Question

$D,E\mathrm{and}F$are respectively the mid-points of sides $AB,BC\mathrm{and}CA$ of $\Delta ABC$. Find the ratio of the area of $\Delta DEF$ and $\Delta ABC$

Answer 1

Step I: Prove that $BDEF$ is a parallelogram.

In $\Delta ABC$, $F$ is the mid-point of $AB$ and $E$ is the mid-point of $AC$

So, by the mid-point theorem,

$FE\left|\right|BC$ and $FE=\frac{1}{2}\times BC$

$\Rightarrow$$FE\left|\right|BC$ and $FE\left|\right|BD$ …………………….. [$\because$$BD=\frac{1}{2}\times BC$]

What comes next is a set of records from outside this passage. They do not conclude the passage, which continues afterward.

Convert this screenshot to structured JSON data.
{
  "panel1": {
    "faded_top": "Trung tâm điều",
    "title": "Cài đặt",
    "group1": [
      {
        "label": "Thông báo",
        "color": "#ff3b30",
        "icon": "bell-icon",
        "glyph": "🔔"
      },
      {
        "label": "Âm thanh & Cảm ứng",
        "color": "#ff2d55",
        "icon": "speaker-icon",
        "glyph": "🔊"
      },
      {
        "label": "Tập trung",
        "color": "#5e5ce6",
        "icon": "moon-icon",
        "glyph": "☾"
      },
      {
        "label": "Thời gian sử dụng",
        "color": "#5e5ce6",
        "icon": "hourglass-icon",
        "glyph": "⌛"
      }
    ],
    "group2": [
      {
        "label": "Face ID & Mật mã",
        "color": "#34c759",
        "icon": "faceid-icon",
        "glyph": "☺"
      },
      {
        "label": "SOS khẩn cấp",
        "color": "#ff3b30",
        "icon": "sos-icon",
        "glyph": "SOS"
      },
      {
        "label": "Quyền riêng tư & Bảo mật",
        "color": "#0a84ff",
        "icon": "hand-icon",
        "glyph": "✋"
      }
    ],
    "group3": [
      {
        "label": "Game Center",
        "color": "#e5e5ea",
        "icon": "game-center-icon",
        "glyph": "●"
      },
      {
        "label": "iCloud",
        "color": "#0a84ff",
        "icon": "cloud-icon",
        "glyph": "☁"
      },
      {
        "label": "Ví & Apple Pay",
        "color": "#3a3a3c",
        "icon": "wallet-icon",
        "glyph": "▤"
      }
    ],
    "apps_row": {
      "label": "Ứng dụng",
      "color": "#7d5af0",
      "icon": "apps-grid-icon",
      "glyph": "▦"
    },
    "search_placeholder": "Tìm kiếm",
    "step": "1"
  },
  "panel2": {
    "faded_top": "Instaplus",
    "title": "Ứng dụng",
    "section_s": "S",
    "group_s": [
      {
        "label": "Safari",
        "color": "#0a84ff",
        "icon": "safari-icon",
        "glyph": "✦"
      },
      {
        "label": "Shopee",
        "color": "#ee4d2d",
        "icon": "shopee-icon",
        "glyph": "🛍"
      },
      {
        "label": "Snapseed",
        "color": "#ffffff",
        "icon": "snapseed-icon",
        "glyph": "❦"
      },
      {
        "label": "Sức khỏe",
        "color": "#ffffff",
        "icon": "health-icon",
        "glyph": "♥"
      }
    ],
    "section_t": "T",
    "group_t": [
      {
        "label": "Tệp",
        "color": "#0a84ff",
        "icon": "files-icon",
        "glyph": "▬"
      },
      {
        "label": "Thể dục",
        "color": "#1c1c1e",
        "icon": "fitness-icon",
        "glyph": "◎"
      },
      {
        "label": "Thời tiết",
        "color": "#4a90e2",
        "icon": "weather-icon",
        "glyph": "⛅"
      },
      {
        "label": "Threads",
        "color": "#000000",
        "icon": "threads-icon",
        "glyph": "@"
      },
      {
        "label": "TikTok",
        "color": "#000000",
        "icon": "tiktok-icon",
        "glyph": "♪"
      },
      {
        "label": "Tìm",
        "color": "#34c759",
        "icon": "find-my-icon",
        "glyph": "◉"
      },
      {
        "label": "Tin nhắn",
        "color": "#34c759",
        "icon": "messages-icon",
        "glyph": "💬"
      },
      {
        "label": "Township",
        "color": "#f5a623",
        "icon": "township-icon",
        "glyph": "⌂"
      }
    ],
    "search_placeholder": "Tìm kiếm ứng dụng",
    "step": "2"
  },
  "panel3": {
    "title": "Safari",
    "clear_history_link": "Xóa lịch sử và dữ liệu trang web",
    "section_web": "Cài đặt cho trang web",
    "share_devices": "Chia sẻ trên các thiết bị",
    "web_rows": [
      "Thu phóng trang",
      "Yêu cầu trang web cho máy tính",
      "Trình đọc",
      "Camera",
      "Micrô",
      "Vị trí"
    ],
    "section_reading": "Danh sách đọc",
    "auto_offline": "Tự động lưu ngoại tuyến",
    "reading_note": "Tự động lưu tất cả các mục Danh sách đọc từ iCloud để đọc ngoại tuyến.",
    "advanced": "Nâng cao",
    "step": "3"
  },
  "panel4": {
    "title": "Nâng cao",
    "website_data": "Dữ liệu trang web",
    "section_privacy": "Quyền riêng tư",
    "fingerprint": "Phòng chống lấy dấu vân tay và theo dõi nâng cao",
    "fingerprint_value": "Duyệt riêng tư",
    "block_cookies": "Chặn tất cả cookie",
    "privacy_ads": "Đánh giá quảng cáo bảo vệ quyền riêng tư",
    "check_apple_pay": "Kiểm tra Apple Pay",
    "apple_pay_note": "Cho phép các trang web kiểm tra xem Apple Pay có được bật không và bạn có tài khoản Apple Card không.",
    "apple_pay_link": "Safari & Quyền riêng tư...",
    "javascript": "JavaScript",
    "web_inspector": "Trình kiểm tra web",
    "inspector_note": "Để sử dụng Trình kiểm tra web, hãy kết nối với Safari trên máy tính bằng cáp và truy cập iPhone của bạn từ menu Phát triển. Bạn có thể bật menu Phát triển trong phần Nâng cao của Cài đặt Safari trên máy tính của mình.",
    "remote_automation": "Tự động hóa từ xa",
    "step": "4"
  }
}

Also, we know that, $FE=\frac{1}{2}\times BC$.

Thus, $FE=BD$

As we know, if one pair of opposite sides of a quadrilateral are equal and parallel then it is a parallelogram.

$\therefore$ $BDEF$ is parallelogram.

Step II: Prove that $\Delta FBD$ and $\Delta DEF$ are congruent.

In $\Delta FBD$ and $\Delta DEF$,

$FB=DE$ (Opposite sides of parallelogram $BDEF$)

$FD=FD$ (Common sides)

$BD=FE$ (Opposite sides of parallelogram $BDEF$)

$\therefore$ $\Delta FBD\cong \Delta DEF$

Similarly, we can prove that,

$\Delta AFE\cong \Delta DEF$ and $\Delta EDC\cong \Delta DEF$.

Step III: Comparing the areas of the triangles.

We know that if triangles are congruent, then they are equal in area.

So, $Area\left(\Delta FBD\right)=Area\left(\Delta DEF\right)$ ……………………………$\left(i\right)$

$Area\left(\Delta AFE\right)=Area\left(\Delta DEF\right)$ …………………………….$\left(ii\right)$

$Area\left(\Delta EDC\right)=Area\left(\Delta DEF\right)$ …………………………….$\left(iii\right)$

Also, $Area\left(\Delta ABC\right)=Area\left(\Delta FBD\right)+Area\left(\Delta DEF\right)+Area\left(\Delta AFE\right)+Area\left(\Delta EDC\right)$ ……….…$\left(iv\right)$

Therefore, $Area\left(\Delta ABC\right)=Area\left(\Delta DEF\right)+Area\left(\Delta DEF\right)+Area\left(\Delta DEF\right)+Area\left(\Delta DEF\right)$……………(From $\left(i\right)$, $\left(ii\right)$, $\left(iii\right)$)

$Area\left(\Delta ABC\right)=4\times Area\left(\Delta DEF\right)$

$\Rightarrow$ $Area\left(\Delta DEF\right)=\left(\frac{1}{4}\right)Area\left(\Delta ABC\right)$

$\Rightarrow$ $\frac{Area\left(\Delta DEF\right)}{Area\left(\Delta ABC\right)}=\frac{1}{4}$

So, $Area\left(\Delta DEF\right):Area\left(\Delta ABC\right)=1:4$.

Therefore, the ratio of the area of $\Delta DEF$ and $\Delta ABC$ is $1:4$ .